Food banks around the world have seen a dramatic rise in demand. Organisations like The Trussell Trust, Feeding America and Banco Alimentare allow volunteers to make a cash donation or find their local food bank online. “The resilience of food banks is nothing short of outstanding, and I know that wherever possible, volunteers will be working tirelessly to continue providing support to people unable to afford the essentials,” says Emma Revie, chief executive of The Trussell Trust. “A crisis can often bring out the best in people, and we encourage everyone to carry on donating after checking with their local food bank which items are most needed.” 

A Trussell Trust food bank
A Trussell Trust food bank | Image: Courtesy of The Trussell Trust

Be neighbourly

Offering to pick up a neighbour’s shopping or medical supplies could really help the vulnerable. Nextdoor is an international platform that enables you to do this online. Users are connected through their immediate area, allowing them to chat, share concerns and, in a new feature, mark themselves as available to help people who aren’t able to leave their homes. “The number of groups created on Nextdoor in response to Covid-19 has doubled each day over the past week,” head of product Tatyana Mamut has said. “Every day, I see more groups forming: Parent Groups, Book Club Groups, Faith Groups. Even in this time when we are physically apart, we can still connect with our neighbours.”

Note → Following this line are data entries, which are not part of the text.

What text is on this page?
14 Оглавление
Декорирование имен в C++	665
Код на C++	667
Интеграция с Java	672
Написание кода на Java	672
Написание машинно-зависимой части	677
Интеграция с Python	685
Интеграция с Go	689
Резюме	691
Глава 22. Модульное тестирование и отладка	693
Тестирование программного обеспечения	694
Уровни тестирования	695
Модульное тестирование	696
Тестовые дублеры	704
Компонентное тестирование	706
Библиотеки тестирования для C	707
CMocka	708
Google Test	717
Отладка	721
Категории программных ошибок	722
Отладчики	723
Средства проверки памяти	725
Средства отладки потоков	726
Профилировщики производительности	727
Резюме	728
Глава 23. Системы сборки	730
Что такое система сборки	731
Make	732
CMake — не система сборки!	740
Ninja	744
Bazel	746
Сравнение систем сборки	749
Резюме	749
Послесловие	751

Online platform Nextdoor allows you to offer help in your neighbourhood
Online platform Nextdoor allows you to offer help in your neighbourhood | Image: Courtesy of Nextdoor

Volunteer

After the NHS made its plea to the public for help with looking after the 1.5 million people in self-isolation, 405,000 volunteers came forward in 24 hours. Anyone over the age of 18 can now sign up to deliver shopping to the vulnerable, transport NHS supplies and drive patients to and from hospital. If leaving the house isn’t an option, you can also offer telephone support to individuals at risk of loneliness or donate to the NHS Charities COVID-19 Urgent Appeal. Organisations across the globe are looking for similar support, from the Florence division of the Italian Red Cross to social media groups such as Visible Hand in Poland.